Pharmacodynamics of venetoclax plus cirtuvivint a first-in-class splice variant regulator.

Abstract

e15093 Background: NSC835563 (SM08502, cirtuvivint) is a first-in-class pan CDC-like kinase (CLK) and dual specificity tyrosine kinase (DYRK) inhibitor that targets alternative splicing of genes in multiple pathways and modifies their protein expression. Preclinical screening of hematologic malignancy models has shown sensitivity to cirtuvivint, leading to proposed clinical trials in AML in combinations with venetoclax.

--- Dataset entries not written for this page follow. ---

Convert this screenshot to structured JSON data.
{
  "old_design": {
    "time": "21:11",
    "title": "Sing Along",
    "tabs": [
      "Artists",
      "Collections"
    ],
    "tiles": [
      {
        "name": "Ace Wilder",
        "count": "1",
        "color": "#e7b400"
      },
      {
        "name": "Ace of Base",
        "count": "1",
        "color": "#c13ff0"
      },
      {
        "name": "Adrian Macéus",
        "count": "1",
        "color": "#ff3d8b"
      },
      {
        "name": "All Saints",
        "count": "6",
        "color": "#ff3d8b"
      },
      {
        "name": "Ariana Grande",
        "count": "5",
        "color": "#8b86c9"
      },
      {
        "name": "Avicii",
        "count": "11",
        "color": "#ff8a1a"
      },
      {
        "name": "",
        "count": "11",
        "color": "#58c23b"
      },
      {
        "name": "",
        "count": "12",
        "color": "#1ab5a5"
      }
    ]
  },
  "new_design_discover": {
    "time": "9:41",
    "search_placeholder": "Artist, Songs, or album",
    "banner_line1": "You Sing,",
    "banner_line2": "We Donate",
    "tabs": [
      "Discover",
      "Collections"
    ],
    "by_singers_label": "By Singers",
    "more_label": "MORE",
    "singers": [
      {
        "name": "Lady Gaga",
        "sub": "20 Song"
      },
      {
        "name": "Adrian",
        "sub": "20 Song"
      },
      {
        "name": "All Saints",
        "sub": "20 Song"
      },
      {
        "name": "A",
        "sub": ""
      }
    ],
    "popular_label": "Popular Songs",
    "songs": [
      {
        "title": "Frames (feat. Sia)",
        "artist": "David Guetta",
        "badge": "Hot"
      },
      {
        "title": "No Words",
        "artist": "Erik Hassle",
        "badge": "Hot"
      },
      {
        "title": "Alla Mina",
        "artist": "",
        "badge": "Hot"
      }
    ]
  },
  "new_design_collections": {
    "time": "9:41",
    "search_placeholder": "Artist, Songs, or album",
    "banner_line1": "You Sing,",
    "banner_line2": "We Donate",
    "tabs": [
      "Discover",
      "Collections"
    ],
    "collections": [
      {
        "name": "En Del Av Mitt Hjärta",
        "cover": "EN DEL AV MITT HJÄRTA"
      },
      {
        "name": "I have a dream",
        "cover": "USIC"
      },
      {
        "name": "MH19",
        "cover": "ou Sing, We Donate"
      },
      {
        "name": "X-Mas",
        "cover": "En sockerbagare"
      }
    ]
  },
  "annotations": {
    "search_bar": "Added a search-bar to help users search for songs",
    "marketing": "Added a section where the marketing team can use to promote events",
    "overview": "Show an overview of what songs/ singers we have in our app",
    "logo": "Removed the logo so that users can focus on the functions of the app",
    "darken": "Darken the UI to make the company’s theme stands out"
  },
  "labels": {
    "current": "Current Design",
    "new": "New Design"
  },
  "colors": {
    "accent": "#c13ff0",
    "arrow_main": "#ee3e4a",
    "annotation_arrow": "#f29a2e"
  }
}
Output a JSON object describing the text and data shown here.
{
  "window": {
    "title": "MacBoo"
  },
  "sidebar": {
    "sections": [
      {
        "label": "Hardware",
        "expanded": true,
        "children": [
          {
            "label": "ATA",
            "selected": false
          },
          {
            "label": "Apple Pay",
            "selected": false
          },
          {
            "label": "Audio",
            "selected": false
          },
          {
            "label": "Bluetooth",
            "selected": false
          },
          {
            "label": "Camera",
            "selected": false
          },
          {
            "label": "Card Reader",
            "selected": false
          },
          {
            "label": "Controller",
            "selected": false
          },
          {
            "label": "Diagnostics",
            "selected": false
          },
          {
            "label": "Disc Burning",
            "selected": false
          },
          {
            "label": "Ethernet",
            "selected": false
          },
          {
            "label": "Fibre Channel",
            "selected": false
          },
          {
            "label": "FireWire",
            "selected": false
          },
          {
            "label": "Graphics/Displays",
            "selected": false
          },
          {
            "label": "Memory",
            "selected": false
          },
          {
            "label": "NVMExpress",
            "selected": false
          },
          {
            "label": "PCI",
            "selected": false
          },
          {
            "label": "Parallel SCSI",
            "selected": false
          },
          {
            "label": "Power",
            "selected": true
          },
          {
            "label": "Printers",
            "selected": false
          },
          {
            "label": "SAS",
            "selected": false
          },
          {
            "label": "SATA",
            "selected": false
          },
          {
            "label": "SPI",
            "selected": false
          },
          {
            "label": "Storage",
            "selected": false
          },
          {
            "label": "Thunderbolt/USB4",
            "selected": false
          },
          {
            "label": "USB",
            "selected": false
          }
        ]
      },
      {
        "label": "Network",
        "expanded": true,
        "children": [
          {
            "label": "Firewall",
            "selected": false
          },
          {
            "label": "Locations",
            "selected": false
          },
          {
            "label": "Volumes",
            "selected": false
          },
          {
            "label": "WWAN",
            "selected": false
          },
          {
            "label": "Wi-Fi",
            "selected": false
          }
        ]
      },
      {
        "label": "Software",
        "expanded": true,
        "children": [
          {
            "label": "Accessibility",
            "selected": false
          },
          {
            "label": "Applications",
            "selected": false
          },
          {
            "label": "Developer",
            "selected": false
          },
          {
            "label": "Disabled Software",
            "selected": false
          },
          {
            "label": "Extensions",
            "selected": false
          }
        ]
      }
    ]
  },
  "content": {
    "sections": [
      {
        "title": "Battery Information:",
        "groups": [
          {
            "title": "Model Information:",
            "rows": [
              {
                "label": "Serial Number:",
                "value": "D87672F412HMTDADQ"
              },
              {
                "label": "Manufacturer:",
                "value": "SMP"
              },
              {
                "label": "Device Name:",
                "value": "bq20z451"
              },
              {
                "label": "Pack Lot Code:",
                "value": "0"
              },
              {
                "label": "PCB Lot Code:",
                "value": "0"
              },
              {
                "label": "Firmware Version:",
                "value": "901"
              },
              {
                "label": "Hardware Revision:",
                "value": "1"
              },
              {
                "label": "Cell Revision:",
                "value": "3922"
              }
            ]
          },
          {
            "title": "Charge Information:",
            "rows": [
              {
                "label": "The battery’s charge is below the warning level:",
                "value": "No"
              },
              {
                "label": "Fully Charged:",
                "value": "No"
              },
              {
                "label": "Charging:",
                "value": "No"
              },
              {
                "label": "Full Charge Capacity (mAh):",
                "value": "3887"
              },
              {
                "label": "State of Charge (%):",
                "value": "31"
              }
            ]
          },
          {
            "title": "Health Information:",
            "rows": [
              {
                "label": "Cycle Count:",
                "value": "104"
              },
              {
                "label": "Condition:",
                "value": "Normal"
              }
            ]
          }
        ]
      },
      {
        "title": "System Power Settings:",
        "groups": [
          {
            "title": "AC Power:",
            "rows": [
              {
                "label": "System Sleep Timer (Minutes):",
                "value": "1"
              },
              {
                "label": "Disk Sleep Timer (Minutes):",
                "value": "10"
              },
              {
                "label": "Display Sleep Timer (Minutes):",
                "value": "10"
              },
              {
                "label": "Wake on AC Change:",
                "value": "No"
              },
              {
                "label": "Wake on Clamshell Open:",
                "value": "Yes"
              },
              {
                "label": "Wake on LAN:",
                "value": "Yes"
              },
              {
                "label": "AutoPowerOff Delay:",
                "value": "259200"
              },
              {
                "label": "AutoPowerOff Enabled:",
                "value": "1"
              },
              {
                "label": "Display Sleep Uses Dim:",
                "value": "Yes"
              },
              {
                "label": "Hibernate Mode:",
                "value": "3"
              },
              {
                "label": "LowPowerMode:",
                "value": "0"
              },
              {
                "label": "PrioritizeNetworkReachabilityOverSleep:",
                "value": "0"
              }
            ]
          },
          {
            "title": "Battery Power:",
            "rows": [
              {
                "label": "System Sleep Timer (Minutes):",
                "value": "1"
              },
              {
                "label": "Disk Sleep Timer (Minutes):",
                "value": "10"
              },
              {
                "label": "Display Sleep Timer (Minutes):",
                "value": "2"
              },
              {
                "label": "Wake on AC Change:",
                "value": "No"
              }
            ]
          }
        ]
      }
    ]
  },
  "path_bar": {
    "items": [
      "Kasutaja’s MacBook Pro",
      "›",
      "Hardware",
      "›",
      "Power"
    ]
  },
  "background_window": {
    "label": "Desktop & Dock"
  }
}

We performed pharmacodynamic studies to identify probable mechanisms of combination activity in AML models. Methods: In vivo tolerability, efficacy and pharmacodynamic (PD) studies were performed in two AML xenograft models, MV411 and KG1a in NSG mice, at 6.25-25 mg/kg PO cirtuvivint and 25 mg/kg PO venetoclax. Body weights (BW) and tumor volumes were recorded periodically to assess toxicity and anti-tumor efficacy. Tumor tissue samples were collected at 6 and 24 h post venetoclax to assess PD response. Multiplexed analysis of apoptosis pathway proteins/protein-protein complexes was performed by clinically validated assays (PMID 26446940). Results: Cirtuvivint alone at high doses (25 mg/kg) caused tumor regressions in MV411 but only a modest tumor growth inhibition (TGI) in KG1a, a resistant AM model. Importantly, the lowest dose of 6.25 mg/kg cirtuvivint combined with 25 mg/kg venetoclax led to tumor regression in the MV411 model and a moderate TGI in KG1a. Cirtuvivint alone caused a transient 25% reduction (p<0.05) in Mcl-1 levels at 6 h post dose in MV411. The venetoclax combination triggered a sustained (for 24 h) 50-75% disruption of Bcl-2 and Mcl-1 complexes with Bax and Bim, resulting in >20-fold increased mitochondrial Bax/Bak heterodimer and >10-fold increased cytosolic cleaved caspase-3. In KG1a, combination treatment resulted in only modest (<20%) changes in biomarkers. Overall, biomarkers provided evidence of the combination MoA. Conclusions: Venetoclax and cirtuvivint in combination effectively induced tumor regressions at low tolerable doses in an AML model. Mitochondrial Bax/Bak heterodimer provided a sensitive biomarker of combination activity. Cirtuvivint contributed its combinatorial effect primarily through disruption of Bim complexes and inhibition of Mcl-1. PD biomarkers identified in this study can confirm MoA of drug combination in ongoing clinical trials.